Ползиков вздрогнул и выронил рюмку.
— Скотина ты, Дмитрий Петрович, и больше ничего! — промолвил он трагическим голосом и вдруг замолк. Глаза его страшно замигали, кажется, в самом деле он готов был заплакать. Это продолжалось не более минуты, после чего он протянул приятелю руку и сказал простым, ровным голосом:
— Извини, брат… Я совсем выпустил из виду, что ты приезжий и не можешь знать… Сын мой, Антоша, помер… В тот же год, как ты уехал. Дифтерит проклятый… эскулап Киргизов лечил… Невежда… он погубил его… И вот же она могла сойтись с этим человеком!.. Тьфу!.. Не люблю я вспоминать об этом!..
Он опять замолк. Молча налил он ещё рюмку, выпил и все молчал. Потом налил Рачееву вина и кивком головы пригласил его пить. Рачеев выпил.
— Где ты пишешь теперь? — спросил он.
— «Заветное слово»! Газета литературная, экономическая, политическая и безнравственная!.. — ответил Ползиков, не подымая головы и старательно разжевывая закуску.
— Что такое? Ты пишешь в «Заветном слове»? — с искренним удивлением воскликнул Рачеев.
— В ём самом! — промолвил Ползиков, ухмыляясь как-то носом. — А что? Не нравится тебе? А?
— Нет!.. Только удивляет!..
— Н-да!.. Спервоначалу меня самого это удивляло, а потом я привык… Ничего… Знаешь, как морская болезнь с непривычки. Первый день едешь, так и воротит тебя, только тем и спасаешься, что вверх носом лежишь да лимон сосешь; на второй день лучше, а там уже начинаешь ровно ходить и даже в самый разгар урагана на палубе с пароходными дамами любезничаешь… Ничего, привык!.. И ведь вот вы народы — народы! — заговорил он опять, но уже возвысив голос. — Вас все удивляет, все… А почему?
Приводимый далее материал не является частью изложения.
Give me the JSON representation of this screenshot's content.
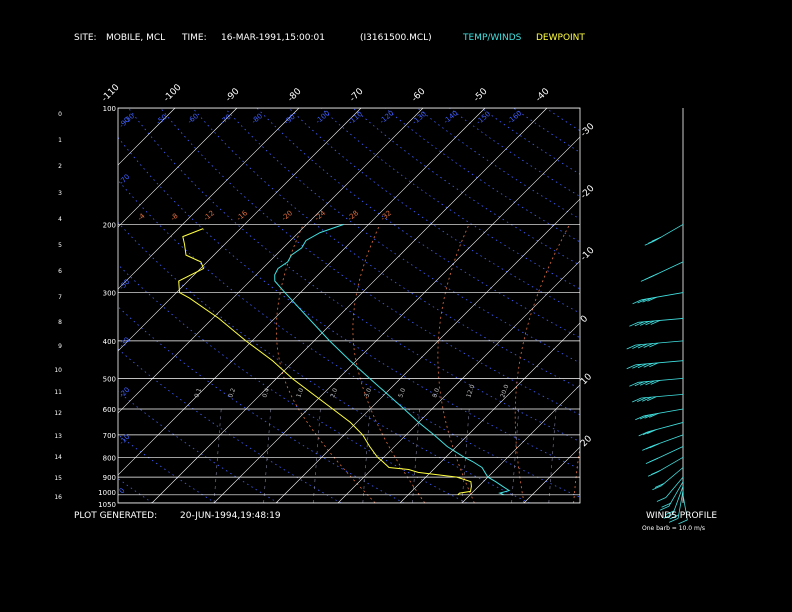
{
  "header": {
    "site_label": "SITE:",
    "site_value": "MOBILE, MCL",
    "time_label": "TIME:",
    "time_value": "16-MAR-1991,15:00:01",
    "file_value": "(I3161500.MCL)",
    "legend_temp": "TEMP/WINDS",
    "legend_dew": "DEWPOINT"
  },
  "footer": {
    "generated_label": "PLOT GENERATED:",
    "generated_value": "20-JUN-1994,19:48:19",
    "winds_title": "WINDS PROFILE",
    "barb_note": "One barb = 10.0 m/s"
  },
  "colors": {
    "background": "#000000",
    "temperature": "#40e0e0",
    "dewpoint": "#ffff40",
    "isotherm": "#ffffff",
    "isobar": "#ffffff",
    "dry_adiabat": "#4060ff",
    "moist_adiabat": "#e07040",
    "mixing_ratio": "#e07040",
    "winds": "#40e0e0"
  },
  "chart_data": {
    "type": "line",
    "chart_kind": "skew-T log-P thermodynamic diagram",
    "pressure_levels_mb": [
      100,
      200,
      300,
      400,
      500,
      600,
      700,
      800,
      900,
      1000,
      1050
    ],
    "pressure_tick_labels": [
      "100",
      "200",
      "300",
      "400",
      "500",
      "600",
      "700",
      "800",
      "900",
      "1000",
      "1050"
    ],
    "height_ticks_km": [
      "0",
      "1",
      "2",
      "3",
      "4",
      "5",
      "6",
      "7",
      "8",
      "9",
      "10",
      "11",
      "12",
      "13",
      "14",
      "15",
      "16"
    ],
    "isotherm_labels_top": [
      "-110",
      "-100",
      "-90",
      "-80",
      "-70",
      "-60",
      "-50",
      "-40"
    ],
    "isotherm_labels_right": [
      "-30",
      "-20",
      "-10",
      "0",
      "10",
      "20",
      "30"
    ],
    "dry_adiabat_labels": [
      "-80",
      "-60",
      "-50",
      "-40",
      "-30",
      "-20",
      "-10",
      "0",
      "10",
      "20",
      "30",
      "40",
      "50",
      "60",
      "70",
      "80",
      "90",
      "100",
      "110",
      "120",
      "130",
      "140",
      "150",
      "160",
      "170"
    ],
    "dry_adiabat_label_row": [
      "-30",
      "-50",
      "-60",
      "-70",
      "-80",
      "-90",
      "-100",
      "-110",
      "-120",
      "-130",
      "-140",
      "-150",
      "-160"
    ],
    "moist_adiabat_labels": [
      "-4",
      "-8",
      "-12",
      "-16",
      "-20",
      "-24",
      "-28",
      "-32"
    ],
    "mixing_ratio_labels": [
      "0.1",
      "0.2",
      "0.4",
      "1.0",
      "2.0",
      "3.0",
      "5.0",
      "8.0",
      "12.0",
      "20.0"
    ],
    "left_axis_side_labels": [
      "-90",
      "-70",
      "-50",
      "-30",
      "-20",
      "-10",
      "0"
    ],
    "series": [
      {
        "name": "TEMP/WINDS",
        "points": [
          {
            "p": 1000,
            "t": 15.5
          },
          {
            "p": 990,
            "t": 14.5
          },
          {
            "p": 975,
            "t": 15.6
          },
          {
            "p": 950,
            "t": 13.8
          },
          {
            "p": 925,
            "t": 12.0
          },
          {
            "p": 900,
            "t": 10.0
          },
          {
            "p": 880,
            "t": 9.0
          },
          {
            "p": 850,
            "t": 7.5
          },
          {
            "p": 820,
            "t": 5.0
          },
          {
            "p": 800,
            "t": 3.0
          },
          {
            "p": 750,
            "t": -1.5
          },
          {
            "p": 700,
            "t": -5.5
          },
          {
            "p": 650,
            "t": -10.0
          },
          {
            "p": 600,
            "t": -14.5
          },
          {
            "p": 550,
            "t": -19.5
          },
          {
            "p": 500,
            "t": -25.0
          },
          {
            "p": 450,
            "t": -31.0
          },
          {
            "p": 400,
            "t": -37.5
          },
          {
            "p": 350,
            "t": -44.5
          },
          {
            "p": 300,
            "t": -52.5
          },
          {
            "p": 280,
            "t": -56.0
          },
          {
            "p": 270,
            "t": -57.0
          },
          {
            "p": 260,
            "t": -57.5
          },
          {
            "p": 250,
            "t": -57.0
          },
          {
            "p": 240,
            "t": -57.5
          },
          {
            "p": 230,
            "t": -57.0
          },
          {
            "p": 220,
            "t": -57.5
          },
          {
            "p": 210,
            "t": -56.5
          },
          {
            "p": 200,
            "t": -54.0
          }
        ]
      },
      {
        "name": "DEWPOINT",
        "points": [
          {
            "p": 1000,
            "t": 8.0
          },
          {
            "p": 990,
            "t": 8.0
          },
          {
            "p": 980,
            "t": 9.5
          },
          {
            "p": 950,
            "t": 8.8
          },
          {
            "p": 925,
            "t": 8.0
          },
          {
            "p": 900,
            "t": 5.0
          },
          {
            "p": 875,
            "t": -2.0
          },
          {
            "p": 860,
            "t": -4.0
          },
          {
            "p": 850,
            "t": -7.5
          },
          {
            "p": 820,
            "t": -9.5
          },
          {
            "p": 800,
            "t": -11.0
          },
          {
            "p": 750,
            "t": -14.0
          },
          {
            "p": 700,
            "t": -17.0
          },
          {
            "p": 650,
            "t": -21.0
          },
          {
            "p": 600,
            "t": -26.0
          },
          {
            "p": 550,
            "t": -31.5
          },
          {
            "p": 500,
            "t": -37.5
          },
          {
            "p": 450,
            "t": -43.5
          },
          {
            "p": 400,
            "t": -51.0
          },
          {
            "p": 350,
            "t": -59.0
          },
          {
            "p": 310,
            "t": -67.0
          },
          {
            "p": 300,
            "t": -69.5
          },
          {
            "p": 280,
            "t": -71.5
          },
          {
            "p": 260,
            "t": -69.5
          },
          {
            "p": 250,
            "t": -71.0
          },
          {
            "p": 240,
            "t": -74.5
          },
          {
            "p": 225,
            "t": -76.5
          },
          {
            "p": 215,
            "t": -78.0
          },
          {
            "p": 205,
            "t": -76.0
          }
        ]
      }
    ],
    "winds": [
      {
        "p": 1000,
        "dir": 170,
        "spd": 10
      },
      {
        "p": 975,
        "dir": 190,
        "spd": 15
      },
      {
        "p": 950,
        "dir": 200,
        "spd": 18
      },
      {
        "p": 925,
        "dir": 210,
        "spd": 15
      },
      {
        "p": 900,
        "dir": 220,
        "spd": 12
      },
      {
        "p": 850,
        "dir": 230,
        "spd": 15
      },
      {
        "p": 800,
        "dir": 240,
        "spd": 18
      },
      {
        "p": 750,
        "dir": 245,
        "spd": 20
      },
      {
        "p": 700,
        "dir": 250,
        "spd": 25
      },
      {
        "p": 650,
        "dir": 255,
        "spd": 30
      },
      {
        "p": 600,
        "dir": 260,
        "spd": 35
      },
      {
        "p": 550,
        "dir": 265,
        "spd": 40
      },
      {
        "p": 500,
        "dir": 265,
        "spd": 45
      },
      {
        "p": 450,
        "dir": 265,
        "spd": 50
      },
      {
        "p": 400,
        "dir": 265,
        "spd": 50
      },
      {
        "p": 350,
        "dir": 265,
        "spd": 45
      },
      {
        "p": 300,
        "dir": 260,
        "spd": 40
      },
      {
        "p": 250,
        "dir": 245,
        "spd": 30
      },
      {
        "p": 200,
        "dir": 240,
        "spd": 25
      }
    ]
  }
}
Потому что вникнуть не хотите. А ты вникни… Ты вложи пальцы в мои язвы гвоздиные. Например, я работаю в «Заветном слове». Газета гнусная, что и говорить. Но опять же — где я буду работать? Ведь я писатель, следовательно, должен писать, и ничего другого делать я не должен, да и не умею… Ну-с, а где у нас хорошие газеты, честные то есть?.. Ну-ка, считай; раз-два… и обчелся! А хороших людей много; это предрассудок, что их мало. Пропасть их у нас! И пишут они довольно, все щели заняли в хороших газетах… Куда ни повернись, хороший человек сидит и хорошую статью пишет!.. Перебивался я долго, нужду терпел отменную… Хотя и имя какое ни на есть приобрел, а все же капитала не нажил. Напишешь что-нибудь дельное и думаешь: куда отдать? Туда — стыдно, сюда — совестно, вон куда — зазорно! А там, где хотел бы, места нет, два месяца ждать будешь… Ну, и бедствуешь… А гнусных местечек у нас сколько угодно, и там барыш большой получают, денег много платят… А тут еще этот женский вопрос случился… Зоя Федоровна, то есть, сбежала… Маялся я, маялся, страдал и думал, думал и размышлял, да как плюну, брат… Взял это я, накатал статью да и понес в «Заветное слово»… А там сейчас: добро пожаловать! Милости просим! Семь тысяч в год, пиши, что хочешь, хоть «Слово о полку Игореве» сначала сочиняй, лишь бы стояло внизу Ползиков! Им что надо? Думаешь, они в Ползикове нуждаются? Нисколько. У них своих молодцов довольно, и все горячие молодцы, почище Ползикова будут. Но дело в том, что Ползиков было честное имя, ну, им и желательно показать почтеннейшей публике: вот они, дескать, какие ваши честные литераторы! Дали ему семь тысяч в зубы, он и пошел к нам… Понимаешь, дискредитировать честное направление им желательно и больше ничего!.. Потому цену-то они себе хорошо знают… Ну, а мне плевать решительно на все на свете, ибо понял я, что честные люди такие же мерзавцы, как и подлецы!.. Вот что, брат!..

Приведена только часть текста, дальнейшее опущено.